Little G turns 2 in December and I am starting to think about her birthday party. You know, getting a theme, figuring out decorations and guest lists etc. We don't have a lot of friends with kids her age. One has a son that is a year older and one has a daughter a year younger, and another that is a year and a half younger. So, I'm trying to figure out what kind of party to have. Then I started thinking about friends for her. Does she have any friends? Is this something I'm supposed to be asking at daycare? She's not even 2. Am I supposed to be setting up playdates for her on the weekend? Argh! I am stressing about this. I want her to be happy and fulfilled. And, I really don't want her to be a loner. How do I go about this? Do I make inquiries at the daycare? And, back to the party... do I need a big theme or do I wait until she's older? This really doesn't seem to be that big of a decision all things considered... so why is it stressing me out?

Monday, September 10, 2012

Pinterest

So, have you discovered the magic that is pinterest.com? I am what you would call a "late adopter" so I have just recently found my way onto this site. I love love love it. Be careful, you can find yourself lost in all the pretty pictures and neat ideas and time will pass by without you even noticing. I like crafty things. Last year I made a stocking for Little G for Christmas and this year I will be making new ones for H and I. I also love to knit. I went to pinterest thinking I would find some great crafty ideas. I have found a ton of ideas, but so far none of the things I have pinned are knitting ideas. Oh well!

I have been kicking around the idea of starting a knitting company (another reason I was checking out pinterest). I love to knit and people seem to think I'm pretty good at it, so why not start something to bring in a little extra pocket money? I have decided on a target audience and am gathering and trying different patterns so that I can test out the level of difficulty, the time it takes to complete and how cool it looks so that I can assign a price to it. I am currently knitting a baby blanket for which I have adapted a pattern for a full size blanket. So far it's pretty quick to make and it's very pretty. So, it may just be a winner. When I have things in a more concrete state I will pass them on here.

Friday, September 7, 2012

Fears

I was reading a post on one of the message boards I frequent and the topic of fear was raised. A woman wrote that she hadn't known true fear until her children were born. I thought when I read the title for her post that I could really relate to what she was saying, but in truth, I didn't. Her post was about the fear of her children dying, her dropping them or not being able to save them. To this point, I have not experienced those irrational types of fear. Of course, I worry.I am a worrier by nature. I just believe that I do the best with what I have at the time and trust that my daughter will be okay.

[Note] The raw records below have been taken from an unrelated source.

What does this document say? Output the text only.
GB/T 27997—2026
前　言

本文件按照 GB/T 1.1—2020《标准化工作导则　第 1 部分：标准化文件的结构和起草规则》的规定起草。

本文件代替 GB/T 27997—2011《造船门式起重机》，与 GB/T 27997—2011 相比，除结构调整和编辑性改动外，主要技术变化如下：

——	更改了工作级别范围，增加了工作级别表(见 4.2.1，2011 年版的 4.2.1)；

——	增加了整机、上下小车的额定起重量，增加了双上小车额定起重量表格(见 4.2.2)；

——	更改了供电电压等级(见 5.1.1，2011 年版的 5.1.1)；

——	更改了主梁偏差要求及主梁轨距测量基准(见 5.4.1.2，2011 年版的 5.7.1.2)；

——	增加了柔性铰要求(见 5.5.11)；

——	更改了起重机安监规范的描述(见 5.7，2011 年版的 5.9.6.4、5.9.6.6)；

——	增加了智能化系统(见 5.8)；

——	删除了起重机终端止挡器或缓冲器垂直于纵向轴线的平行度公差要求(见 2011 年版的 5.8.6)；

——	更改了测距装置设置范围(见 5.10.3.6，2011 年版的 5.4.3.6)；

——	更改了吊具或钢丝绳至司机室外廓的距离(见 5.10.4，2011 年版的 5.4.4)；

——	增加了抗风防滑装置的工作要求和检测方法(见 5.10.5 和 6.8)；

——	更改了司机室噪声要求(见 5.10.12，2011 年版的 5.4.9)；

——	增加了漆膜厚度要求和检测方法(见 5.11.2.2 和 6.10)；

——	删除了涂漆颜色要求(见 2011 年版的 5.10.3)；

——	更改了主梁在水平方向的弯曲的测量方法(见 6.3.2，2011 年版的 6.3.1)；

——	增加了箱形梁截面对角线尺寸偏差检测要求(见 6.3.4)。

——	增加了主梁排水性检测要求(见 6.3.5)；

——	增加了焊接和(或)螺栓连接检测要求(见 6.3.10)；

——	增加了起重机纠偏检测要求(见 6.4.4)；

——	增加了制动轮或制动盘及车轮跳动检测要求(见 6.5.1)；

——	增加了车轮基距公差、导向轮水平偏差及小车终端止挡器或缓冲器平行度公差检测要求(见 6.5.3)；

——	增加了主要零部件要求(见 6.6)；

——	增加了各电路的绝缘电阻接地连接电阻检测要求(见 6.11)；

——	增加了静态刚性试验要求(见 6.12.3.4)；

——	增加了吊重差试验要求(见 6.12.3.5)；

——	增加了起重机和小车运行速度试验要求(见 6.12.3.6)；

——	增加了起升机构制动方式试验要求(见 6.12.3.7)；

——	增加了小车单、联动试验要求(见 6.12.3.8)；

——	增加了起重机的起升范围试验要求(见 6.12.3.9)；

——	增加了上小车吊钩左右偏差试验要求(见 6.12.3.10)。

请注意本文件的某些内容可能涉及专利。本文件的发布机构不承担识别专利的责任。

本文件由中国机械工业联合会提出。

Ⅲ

There are a lot of other things that I worry about. For instance, I worry about making the right choices for my daughter. I am scared that if I make the wrong decision that I will set her on a path to unhappiness and mediocrity. Little G is 20 months old and we are already contemplating what school to send her to and whether or not it should be a private school. You see, I don't necessarily think that by going to private school that Little G will do big things with her life, but I (we) want to give her the best chance at achieving her dreams.

H. read an article recently that gave me some peace of mind. It basically said that even by having the discussion and weighing the pros and cons of our decision that our child is already better off. It shows that we are thoughtful in our parenting. It gave me peace of mind, but not any real answers. Sigh.

There is one other thing that worries me... the inevitable comments about my age. I do live in a metropolitan city, and there are a lot of older Moms, but I know I am going to encounter an "is this your granddaughter type comment at some point". I know 41 is not that old, but there are a lot of women who are my age or just a little older that are grandparents already. I have to get a good answer ready for when it happens. I have a feeling no matter what I want to say, when it eventually happens I will be struck dumb and mute and slink off home to cry.

I have more thoughts on the fears that relate more to our daughter's conception story, but I am not ready to share those yet.